The Daily Strugg

Trying to come up with what to write in this column is a strugg. I don’t know how to be funny on command and claiming I know how to write is a stretch, so volunteering to do this probably wasn’t the best idea I’ve ever had.
The theory behind this was the fact I complain…A LOT. And this could be a place for me to go on a 5 minute rant without having to annoy anyone, cause let’s get real who reads The Oracle, anyway? Well, except for kids avoiding work in class. The pressure to be entertaining is just too daunting for me to handle.
I don’t even know what to write. I have four different articles started but I just can’t seem to expand the ideas into an actually column. It’s not like I’m having a hard time finding things to complain about. I could complain about anything but none of the things I think of warrant a 400 word column dedicated to it.

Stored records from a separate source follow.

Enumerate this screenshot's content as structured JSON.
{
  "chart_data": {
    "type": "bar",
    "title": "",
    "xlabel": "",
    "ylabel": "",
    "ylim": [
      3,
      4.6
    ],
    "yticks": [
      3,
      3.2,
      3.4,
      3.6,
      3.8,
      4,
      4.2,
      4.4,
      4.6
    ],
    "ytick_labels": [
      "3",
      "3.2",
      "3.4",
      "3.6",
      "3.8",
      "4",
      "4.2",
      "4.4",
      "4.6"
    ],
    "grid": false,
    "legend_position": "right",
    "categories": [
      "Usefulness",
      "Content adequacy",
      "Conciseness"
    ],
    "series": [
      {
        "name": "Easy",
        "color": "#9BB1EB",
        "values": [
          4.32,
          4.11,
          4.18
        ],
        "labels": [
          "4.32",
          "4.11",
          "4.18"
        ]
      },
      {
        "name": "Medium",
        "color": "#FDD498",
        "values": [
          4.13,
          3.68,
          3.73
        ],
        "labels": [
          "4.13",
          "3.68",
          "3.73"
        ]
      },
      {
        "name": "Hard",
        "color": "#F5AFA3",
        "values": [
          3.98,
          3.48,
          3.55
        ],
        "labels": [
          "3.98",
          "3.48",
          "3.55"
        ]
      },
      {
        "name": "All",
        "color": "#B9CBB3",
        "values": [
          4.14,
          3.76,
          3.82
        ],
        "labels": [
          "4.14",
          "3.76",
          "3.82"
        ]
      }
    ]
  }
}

I’ve self-diagnosed myself with a serious case of writer’s block that can only be cured by a long shower and three hours of Netflix.
Showers can cure anything. As soon as you enter a shower, your troubles wash down the drain and if you’re like me you gain 20 IQ points. I turn into a scholar in the shower. If I could harness the power of the shower during the school day I would probably be on my way to an Ivy League school next year and writing this column would be 100 times easier.
Maybe If I got up from this couch I would produce a better column for all you lovely readers that are still reading this, but if you’ve ever sat on Nelson’s couch you know it’s impossible to get out of. The couch is a journalism students kryptonite, if you sit down for a minute I can guarantee out better. I promise I am funny, just in 140 characters or less. Or at least my dad thinks I am.